UNIQLO

もともと、アパレルのブランドと言えば、ブランド力によって付加価値をつけるために、ファッションショーや有名人を広告塔に起用して高い単価で売ることによって利益を得るというのが、基本的な戦略となっていました。
しかし、その流れに一石を投じたのがユニクロです。
自社の製品でブランド価値を高めながらも単価も控え目に設定することでシェアを拡大して世界的な企業へと成長したこの企業は、アパレル界に新しいビジネスモデルを持ち込んだことでこの成功を作り上げました。
ここでは、ユニクロのビジネスモデルについて紹介します。

アパレル業界の問題点

アパレル産業の生産形態と言えば、何よりも品質とローコスト化が重要となります。
そして、その意味ではいかに素材に関しても安く仕入れて自社で工場を作るかということがポイントとなるのです。
しかし、ブランド力を決定づけるために、素材に関してはより良いもの仕入れようとすることや、ローコスト化のために工場の規模を制限して、市場拡大に耐えうることができない規模になってしまうことが同時に問題ともなっていました。

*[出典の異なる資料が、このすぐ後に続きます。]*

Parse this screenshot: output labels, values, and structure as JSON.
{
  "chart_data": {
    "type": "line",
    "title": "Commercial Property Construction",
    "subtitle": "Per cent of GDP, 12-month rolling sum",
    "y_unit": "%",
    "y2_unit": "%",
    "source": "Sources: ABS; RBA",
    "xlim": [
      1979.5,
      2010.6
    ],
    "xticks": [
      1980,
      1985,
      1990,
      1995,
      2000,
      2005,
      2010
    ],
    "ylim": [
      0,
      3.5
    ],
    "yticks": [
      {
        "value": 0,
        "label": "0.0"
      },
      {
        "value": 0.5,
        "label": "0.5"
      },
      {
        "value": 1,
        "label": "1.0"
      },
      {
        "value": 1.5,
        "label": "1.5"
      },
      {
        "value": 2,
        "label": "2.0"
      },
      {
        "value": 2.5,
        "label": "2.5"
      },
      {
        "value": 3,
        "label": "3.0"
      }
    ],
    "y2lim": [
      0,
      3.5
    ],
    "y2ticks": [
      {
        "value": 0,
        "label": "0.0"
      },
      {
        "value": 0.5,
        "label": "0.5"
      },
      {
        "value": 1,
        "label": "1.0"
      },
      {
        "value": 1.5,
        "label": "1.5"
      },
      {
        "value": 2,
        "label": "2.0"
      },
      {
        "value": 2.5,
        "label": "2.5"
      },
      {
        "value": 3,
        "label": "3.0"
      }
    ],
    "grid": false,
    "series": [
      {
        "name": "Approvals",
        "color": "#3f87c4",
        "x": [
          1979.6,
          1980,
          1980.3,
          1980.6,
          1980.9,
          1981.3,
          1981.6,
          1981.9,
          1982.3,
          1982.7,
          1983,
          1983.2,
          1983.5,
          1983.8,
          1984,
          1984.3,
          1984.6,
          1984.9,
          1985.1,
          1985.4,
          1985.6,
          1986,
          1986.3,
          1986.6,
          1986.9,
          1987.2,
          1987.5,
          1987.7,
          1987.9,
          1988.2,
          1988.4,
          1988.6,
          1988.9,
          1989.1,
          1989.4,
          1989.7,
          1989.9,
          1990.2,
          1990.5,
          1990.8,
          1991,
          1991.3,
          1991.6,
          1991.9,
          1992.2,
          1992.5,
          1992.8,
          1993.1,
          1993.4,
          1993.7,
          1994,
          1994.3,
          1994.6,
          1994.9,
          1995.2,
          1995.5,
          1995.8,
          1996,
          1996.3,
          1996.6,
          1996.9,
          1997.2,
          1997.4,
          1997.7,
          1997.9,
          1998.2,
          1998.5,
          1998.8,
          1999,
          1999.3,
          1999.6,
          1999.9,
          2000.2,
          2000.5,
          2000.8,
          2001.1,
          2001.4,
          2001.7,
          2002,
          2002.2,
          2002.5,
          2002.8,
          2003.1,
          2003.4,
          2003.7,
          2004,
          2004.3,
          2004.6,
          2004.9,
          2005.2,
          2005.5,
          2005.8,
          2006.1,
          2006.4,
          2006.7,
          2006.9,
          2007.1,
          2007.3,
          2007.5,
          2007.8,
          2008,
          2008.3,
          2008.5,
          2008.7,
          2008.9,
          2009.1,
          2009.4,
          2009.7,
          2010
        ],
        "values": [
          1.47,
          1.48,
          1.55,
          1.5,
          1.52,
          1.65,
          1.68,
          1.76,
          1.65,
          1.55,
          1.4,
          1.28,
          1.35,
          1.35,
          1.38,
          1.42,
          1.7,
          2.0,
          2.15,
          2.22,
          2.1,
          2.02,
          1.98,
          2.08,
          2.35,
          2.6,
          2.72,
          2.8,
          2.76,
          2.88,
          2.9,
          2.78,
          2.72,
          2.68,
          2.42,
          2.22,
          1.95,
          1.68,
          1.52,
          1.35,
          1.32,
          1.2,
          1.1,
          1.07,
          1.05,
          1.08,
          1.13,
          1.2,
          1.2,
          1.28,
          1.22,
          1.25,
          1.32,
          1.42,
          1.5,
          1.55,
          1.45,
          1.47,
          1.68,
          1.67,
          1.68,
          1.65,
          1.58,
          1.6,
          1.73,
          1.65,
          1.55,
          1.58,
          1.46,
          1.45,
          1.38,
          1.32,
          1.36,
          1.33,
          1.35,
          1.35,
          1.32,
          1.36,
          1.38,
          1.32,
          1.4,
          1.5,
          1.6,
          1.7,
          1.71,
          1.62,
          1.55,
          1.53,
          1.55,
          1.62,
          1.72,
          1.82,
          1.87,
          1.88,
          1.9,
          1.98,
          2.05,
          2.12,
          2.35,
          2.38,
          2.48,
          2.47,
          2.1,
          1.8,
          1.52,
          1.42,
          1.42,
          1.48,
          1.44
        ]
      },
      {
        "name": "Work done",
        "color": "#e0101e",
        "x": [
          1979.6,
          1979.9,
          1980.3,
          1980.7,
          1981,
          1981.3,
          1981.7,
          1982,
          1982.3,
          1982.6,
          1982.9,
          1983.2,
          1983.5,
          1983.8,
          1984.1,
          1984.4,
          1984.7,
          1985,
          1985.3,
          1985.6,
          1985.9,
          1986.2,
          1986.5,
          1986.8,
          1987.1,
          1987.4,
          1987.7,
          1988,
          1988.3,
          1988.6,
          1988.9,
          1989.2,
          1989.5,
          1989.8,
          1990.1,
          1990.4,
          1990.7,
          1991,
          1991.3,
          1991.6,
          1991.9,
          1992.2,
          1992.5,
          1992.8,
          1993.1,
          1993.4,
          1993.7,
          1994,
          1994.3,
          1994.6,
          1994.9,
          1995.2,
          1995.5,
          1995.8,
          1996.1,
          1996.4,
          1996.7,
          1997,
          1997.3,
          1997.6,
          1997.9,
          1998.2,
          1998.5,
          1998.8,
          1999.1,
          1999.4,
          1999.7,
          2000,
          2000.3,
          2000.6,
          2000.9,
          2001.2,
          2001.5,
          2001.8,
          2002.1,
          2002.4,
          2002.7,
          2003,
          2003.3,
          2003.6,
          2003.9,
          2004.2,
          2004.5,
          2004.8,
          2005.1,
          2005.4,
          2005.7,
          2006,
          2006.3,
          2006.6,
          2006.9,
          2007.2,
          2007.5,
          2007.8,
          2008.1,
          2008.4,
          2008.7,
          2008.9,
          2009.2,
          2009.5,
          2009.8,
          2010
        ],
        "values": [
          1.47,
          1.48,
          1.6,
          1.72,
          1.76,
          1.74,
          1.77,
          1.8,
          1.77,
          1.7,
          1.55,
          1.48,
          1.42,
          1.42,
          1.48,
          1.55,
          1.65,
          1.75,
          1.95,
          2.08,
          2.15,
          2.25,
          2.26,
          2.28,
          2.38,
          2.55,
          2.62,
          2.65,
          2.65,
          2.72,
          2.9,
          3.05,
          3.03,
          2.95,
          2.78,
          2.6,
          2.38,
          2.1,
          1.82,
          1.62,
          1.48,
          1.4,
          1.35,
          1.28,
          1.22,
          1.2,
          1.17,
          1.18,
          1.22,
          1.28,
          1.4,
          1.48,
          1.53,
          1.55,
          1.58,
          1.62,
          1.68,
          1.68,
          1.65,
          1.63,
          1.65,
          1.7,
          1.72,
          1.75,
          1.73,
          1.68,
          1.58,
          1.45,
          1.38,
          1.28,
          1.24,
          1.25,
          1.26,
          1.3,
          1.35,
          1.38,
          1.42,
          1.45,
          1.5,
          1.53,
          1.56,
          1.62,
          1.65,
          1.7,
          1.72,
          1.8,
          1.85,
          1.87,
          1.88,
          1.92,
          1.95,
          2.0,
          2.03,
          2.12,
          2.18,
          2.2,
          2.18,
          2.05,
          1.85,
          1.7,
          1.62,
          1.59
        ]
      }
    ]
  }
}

また、アパレル業者にありがちなのが、ブランド価値を作り、購買欲を高めるような製品を作り上げても、マーケティング戦略が思うようにいかないということです。
これは、デザイン部には優れた人材が配置できていても経営やマーケティングに関してはあまり力を入れなかったために起きてしまうことで、多くは、デパートなどのテナントに出店するのですが、単体でお店まで出すような手法はあまりとられていません。

ユニクロのマーケティング

そもそもユニクロは、衣料品を売る小売業を行っている会社でした。
それが、自社のブランド開発に着手し、現在のような大成功を収めるにいたったのです。
ここで重要だったのが、SPAビジネスの確立です。
SPAとはSpecialty store retailer of Private label Apparelの略で、商品の企画から生産・販売までを一貫して行うことによって、利益を生み出す仕組みを最適化したシステムのことを指します。
これは、ユニクロ誕生以前から、アパレル業界で取り組まれてたビジネスモデルでしたが、ユニクロはこれを世界的な規模で展開する際にも安定して稼働させることができるようなシステム作りに取り組んだことが、功を奏したのです。

具体的には、自社ブランドを展開する際に、いち早く人件費と物価の安い中国に目をつけて工場を作ったことです。
今では、アジアからの莫大な受注に応えるために中国のみならず東南アジアの国々にも生産拠点を構えており、何百万という数の衣料品の生産を可能としています。

また、店舗をロードサイド型の大型商業施設や、路面店、世界都市で看板の役割を果たすグローバル旗艦店など、様々な出店の形態を取ることで、確実にブランドイメージを上げていき、アパレル業界の中でも知らない人はいないほどの企業となりました。

これだけの大量生産を行うとなると、素材会社からもローコストで仕入れることが可能となり、そこでうまれた余剰利益によって、ヒートテックなどの新商品の開発によって次々と、服に「新しい」を持ち込んでいます。